When you suggest to clients that they invest in travel insurance, the answer should always be “yes.” Accidents happen and it’s best they ensure everyone in their family or group is protected. The cost of travel insurance pales in comparison to in-destination medical bills, so it just make sense to pay for peace of mind. You might also consider suggesting preventative measures to avoid any in-destination illnesses. Advise clients to consult a health care professional four to six weeks prior to departure to get the latest information about important health risks that could affect them at their destination. For example, in the Caribbean and Latin America, enterotoxigenic E. coli (ETEC), which can be transmitted by eating contaminated food or drinking contaminated water, accounts for approximately one out of three cases of diarrhea in travellers. Assuming they would prefer to enjoy a beach vacation rather than dealing with diarrhea, nausea, vomiting, chills, loss of appetite, bloating, fever and aches, DUKORAL® – an oral vaccine that they take two weeks before travel – may help reduce the risk of ETEC diarrhea. And, the cost may be covered by their private insurance. Further, remind clients to stock-up on sunscreen, aloe, a basic first aid kit and other necessities before leaving home, as these items are often required but can be overpriced at resort gift shops.

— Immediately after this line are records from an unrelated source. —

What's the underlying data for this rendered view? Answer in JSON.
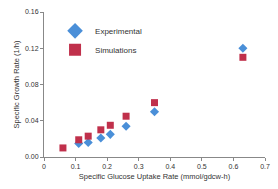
{
  "chart_data": {
    "type": "scatter",
    "x_label": "Specific Glucose Uptake Rate (mmol/gdcw-h)",
    "y_label": "Specific Growth Rate (1/h)",
    "series": [
      {
        "name": "Experimental",
        "color": "#4a8fd8",
        "marker": "diamond",
        "x": [
          0.11,
          0.14,
          0.18,
          0.21,
          0.26,
          0.35,
          0.63
        ],
        "values": [
          0.015,
          0.016,
          0.021,
          0.025,
          0.034,
          0.05,
          0.12
        ]
      },
      {
        "name": "Simulations",
        "color": "#c0304b",
        "marker": "square",
        "x": [
          0.06,
          0.11,
          0.14,
          0.18,
          0.21,
          0.26,
          0.35,
          0.63
        ],
        "values": [
          0.01,
          0.019,
          0.023,
          0.03,
          0.035,
          0.045,
          0.06,
          0.11
        ]
      }
    ],
    "xlim": [
      0,
      0.7
    ],
    "xticks": [
      0,
      0.1,
      0.2,
      0.3,
      0.4,
      0.5,
      0.6,
      0.7
    ],
    "ylim": [
      0,
      0.16
    ],
    "yticks": [
      {
        "value": 0,
        "label": "0.00"
      },
      {
        "value": 0.04,
        "label": "0.04"
      },
      {
        "value": 0.08,
        "label": "0.08"
      },
      {
        "value": 0.12,
        "label": "0.12"
      },
      {
        "value": 0.16,
        "label": "0.16"
      }
    ],
    "grid": false,
    "legend": "upper left"
  }
}
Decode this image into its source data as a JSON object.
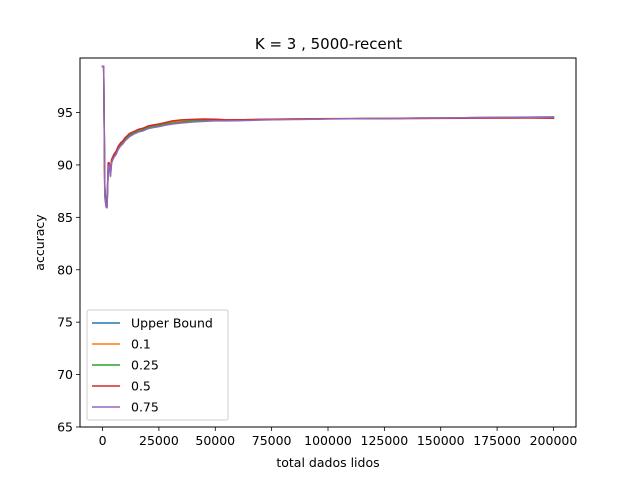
{
  "chart_data": {
    "type": "line",
    "title": "K = 3 , 5000-recent",
    "xlabel": "total dados lidos",
    "ylabel": "accuracy",
    "xlim": [
      -10000,
      210000
    ],
    "ylim": [
      65,
      100.2
    ],
    "xticks": [
      0,
      25000,
      50000,
      75000,
      100000,
      125000,
      150000,
      175000,
      200000
    ],
    "xtick_labels": [
      "0",
      "25000",
      "50000",
      "75000",
      "100000",
      "125000",
      "150000",
      "175000",
      "200000"
    ],
    "yticks": [
      65,
      70,
      75,
      80,
      85,
      90,
      95
    ],
    "ytick_labels": [
      "65",
      "70",
      "75",
      "80",
      "85",
      "90",
      "95"
    ],
    "legend_position": "lower-left",
    "grid": false,
    "series": [
      {
        "name": "Upper Bound",
        "color": "#1f77b4",
        "x": [
          0,
          500,
          1000,
          1500,
          2000,
          2500,
          3000,
          3500,
          4000,
          5000,
          6000,
          7000,
          8000,
          9000,
          10000,
          12000,
          14000,
          16000,
          18000,
          20000,
          22000,
          25000,
          28000,
          31000,
          35000,
          40000,
          45000,
          50000,
          55000,
          60000,
          70000,
          80000,
          90000,
          100000,
          110000,
          120000,
          130000,
          140000,
          150000,
          160000,
          170000,
          180000,
          190000,
          200000
        ],
        "y": [
          99.4,
          99.4,
          88,
          86.5,
          86,
          89.5,
          90,
          89,
          90.3,
          90.8,
          91.1,
          91.6,
          91.9,
          92.1,
          92.4,
          92.8,
          93,
          93.2,
          93.3,
          93.5,
          93.6,
          93.7,
          93.85,
          93.95,
          94.05,
          94.15,
          94.2,
          94.25,
          94.25,
          94.3,
          94.3,
          94.35,
          94.38,
          94.4,
          94.42,
          94.44,
          94.45,
          94.47,
          94.48,
          94.5,
          94.52,
          94.55,
          94.56,
          94.58
        ]
      },
      {
        "name": "0.1",
        "color": "#ff7f0e",
        "x": [
          0,
          500,
          1000,
          1500,
          2000,
          2500,
          3000,
          3500,
          4000,
          5000,
          6000,
          7000,
          8000,
          9000,
          10000,
          12000,
          14000,
          16000,
          18000,
          20000,
          22000,
          25000,
          28000,
          31000,
          35000,
          40000,
          45000,
          50000,
          55000,
          60000,
          70000,
          80000,
          90000,
          100000,
          110000,
          120000,
          130000,
          140000,
          150000,
          160000,
          170000,
          180000,
          190000,
          200000
        ],
        "y": [
          99.4,
          99.4,
          87.5,
          86.3,
          86.2,
          89.8,
          90.1,
          89.1,
          90.4,
          90.9,
          91.2,
          91.7,
          92,
          92.2,
          92.5,
          92.9,
          93.1,
          93.3,
          93.4,
          93.6,
          93.7,
          93.8,
          93.95,
          94.1,
          94.2,
          94.3,
          94.35,
          94.35,
          94.3,
          94.3,
          94.35,
          94.38,
          94.4,
          94.42,
          94.42,
          94.44,
          94.45,
          94.47,
          94.48,
          94.5,
          94.52,
          94.54,
          94.55,
          94.56
        ]
      },
      {
        "name": "0.25",
        "color": "#2ca02c",
        "x": [
          0,
          500,
          1000,
          1500,
          2000,
          2500,
          3000,
          3500,
          4000,
          5000,
          6000,
          7000,
          8000,
          9000,
          10000,
          12000,
          14000,
          16000,
          18000,
          20000,
          22000,
          25000,
          28000,
          31000,
          35000,
          40000,
          45000,
          50000,
          55000,
          60000,
          70000,
          80000,
          90000,
          100000,
          110000,
          120000,
          130000,
          140000,
          150000,
          160000,
          170000,
          180000,
          190000,
          200000
        ],
        "y": [
          99.4,
          99.4,
          87.8,
          86.4,
          86.1,
          89.6,
          90,
          89,
          90.3,
          90.8,
          91.1,
          91.6,
          91.9,
          92.1,
          92.4,
          92.85,
          93.05,
          93.25,
          93.35,
          93.55,
          93.65,
          93.75,
          93.9,
          94,
          94.1,
          94.2,
          94.25,
          94.28,
          94.27,
          94.3,
          94.32,
          94.36,
          94.38,
          94.4,
          94.41,
          94.43,
          94.44,
          94.46,
          94.47,
          94.49,
          94.5,
          94.52,
          94.53,
          94.55
        ]
      },
      {
        "name": "0.5",
        "color": "#d62728",
        "x": [
          0,
          500,
          1000,
          1500,
          2000,
          2500,
          3000,
          3500,
          4000,
          5000,
          6000,
          7000,
          8000,
          9000,
          10000,
          12000,
          14000,
          16000,
          18000,
          20000,
          22000,
          25000,
          28000,
          31000,
          35000,
          40000,
          45000,
          50000,
          55000,
          60000,
          70000,
          80000,
          90000,
          100000,
          110000,
          120000,
          130000,
          140000,
          150000,
          160000,
          170000,
          180000,
          190000,
          200000
        ],
        "y": [
          99.4,
          99.4,
          87.2,
          86.2,
          86.3,
          90.2,
          90.2,
          89.2,
          90.5,
          91,
          91.3,
          91.8,
          92.1,
          92.3,
          92.6,
          93,
          93.2,
          93.4,
          93.5,
          93.7,
          93.8,
          93.9,
          94.05,
          94.2,
          94.3,
          94.35,
          94.38,
          94.36,
          94.3,
          94.3,
          94.34,
          94.36,
          94.38,
          94.4,
          94.4,
          94.41,
          94.42,
          94.43,
          94.44,
          94.45,
          94.46,
          94.47,
          94.48,
          94.45
        ]
      },
      {
        "name": "0.75",
        "color": "#9467bd",
        "x": [
          0,
          500,
          1000,
          1500,
          2000,
          2500,
          3000,
          3500,
          4000,
          5000,
          6000,
          7000,
          8000,
          9000,
          10000,
          12000,
          14000,
          16000,
          18000,
          20000,
          22000,
          25000,
          28000,
          31000,
          35000,
          40000,
          45000,
          50000,
          55000,
          60000,
          70000,
          80000,
          90000,
          100000,
          110000,
          120000,
          130000,
          140000,
          150000,
          160000,
          170000,
          180000,
          190000,
          200000
        ],
        "y": [
          99.4,
          99.4,
          87,
          86,
          85.9,
          89.7,
          90,
          88.9,
          90.2,
          90.7,
          91,
          91.5,
          91.8,
          92,
          92.3,
          92.7,
          92.95,
          93.15,
          93.25,
          93.45,
          93.55,
          93.65,
          93.8,
          93.9,
          94,
          94.1,
          94.15,
          94.2,
          94.2,
          94.22,
          94.28,
          94.32,
          94.35,
          94.38,
          94.4,
          94.42,
          94.44,
          94.46,
          94.48,
          94.5,
          94.52,
          94.53,
          94.54,
          94.55
        ]
      }
    ]
  }
}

The beauty and pain of travel is its unpredictability, so as travel dates close-in, double check your clients’ hotel accommodations and flight schedule. Also ask: Have they decided if they are going to drive to the airport, and if so, where do they plan on parking? What time do they plan on leaving home? Once they arrive in-destination, do they have a transfer arranged to get to their hotel? Or are they renting a car, in which case, might they need to pack a car seat or a GPS? Help them consider each detail well in advance to minimize the hiccups that could occur when it’s time to go.

Despite the all-inclusive concept, clients still might find themselves at a local market or wanting to leave a tip here and there, so offer a gentle reminder to have cash-on-hand. Withdrawing local currency in-destination is sometimes an option (depending on ATM availability), however, U.S. dollars are accepted throughout the Caribbean, so we recommend taking care of this beforehand. Also confirm that their credit cards are in working order, in case they need to leave a room deposit (which is likely), or if there are other major purchases that they might decide on last-minute. Ultimately, it’s all about preparedness and thinking ahead.